Serendipity Turned Them Into a Team

The team at StarterSquad first started working together (remotely) when a client hired them for a software development project. They didn’t know each other before the project started, but over time, the team clicked.

At one point, the client unexpectedly ran out of money — but the team members weren’t ready to part ways. They decided to find other clients so they could stay working together. They now operate as a self-organised team of entrepreneurs, specialising in building minimum viable products for software startups. In addition, they offer seed funding for startups whose ideas they believe in.

Forget About Facetime

Another company, Teamed.io, prides themselves on having no central office, no meetings, and no phone, Skype, or video calls. The company is made up of a large group of freelance software developers that have never met or spoken to each other. They work entirely through chat on task management systems.

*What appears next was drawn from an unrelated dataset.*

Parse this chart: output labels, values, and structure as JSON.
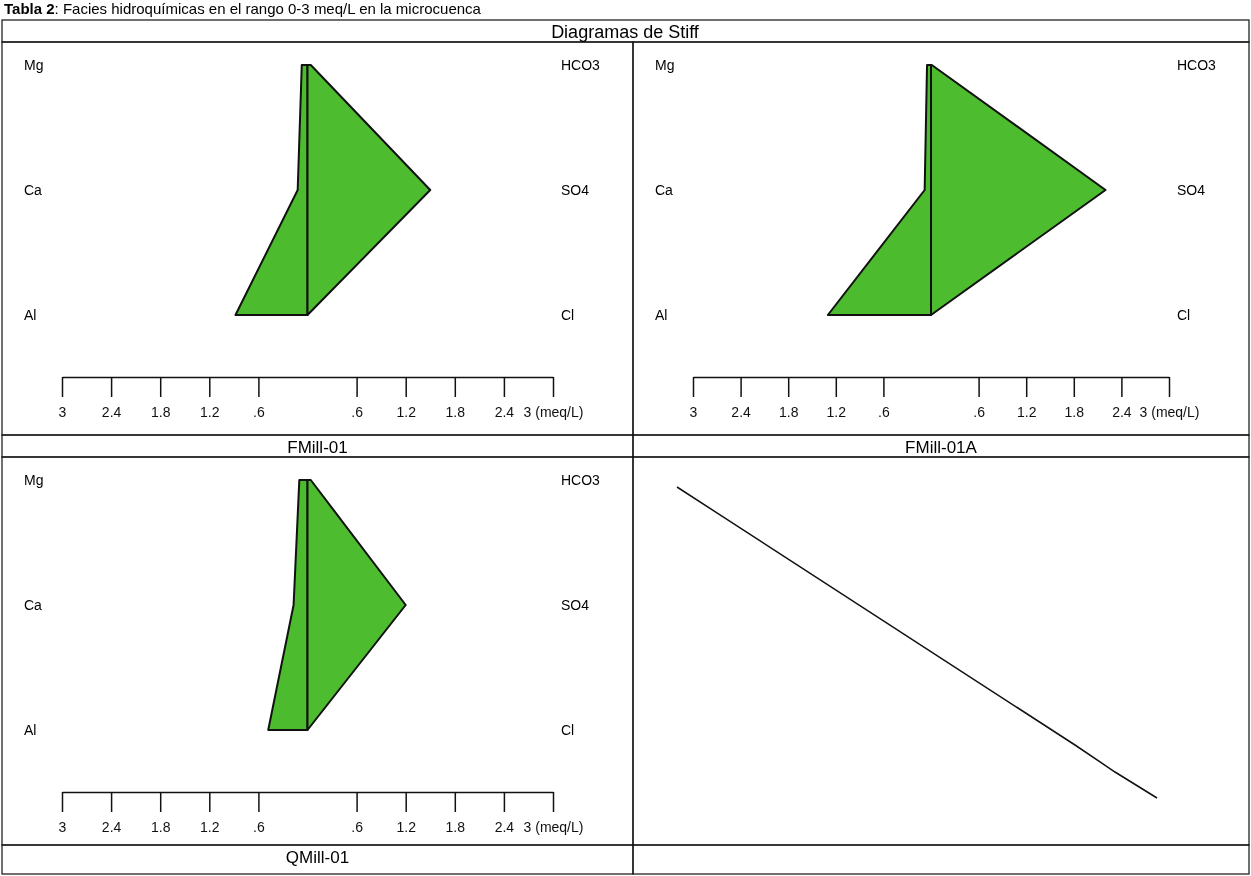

Specific people are brought together for projects depending on the skillset that’s needed. Projects are broken down into very small tasks. Programmers are paid as they complete tasks, and they are not paid if the tasks are not completed. When the project is over, the team is dissolved and everyone moves on to other projects.

Extreme? Perhaps. But it does show ways of working that were never before possible.

Leveraging the Remote Advantage

There are numerous benefits to being able to work from anywhere. Some resonate most for solopreneurs and digital nomads as a source of empowerment to work and travel. Others please HR departments and hiring managers who need to build virtual teams or want to offer flexible benefits to their employees. A few are aiming to raise visibility around worker happiness and the environmental benefits of not commuting.

The ability to tap into information and collaborate with colleagues from anywhere has opened up new possibilities for work-life freedom. People can work on the things they are most passionate about, and businesses can hire people who love what they do versus people who are just doing their jobs.

If you haven’t thought about what’s possible with remote collaboration options in a while, you might be surprised by what’s happening — and what’s possible for you as well! I encourage you to do some more exploring. We’ve come a long way, and it’s only getting better from here.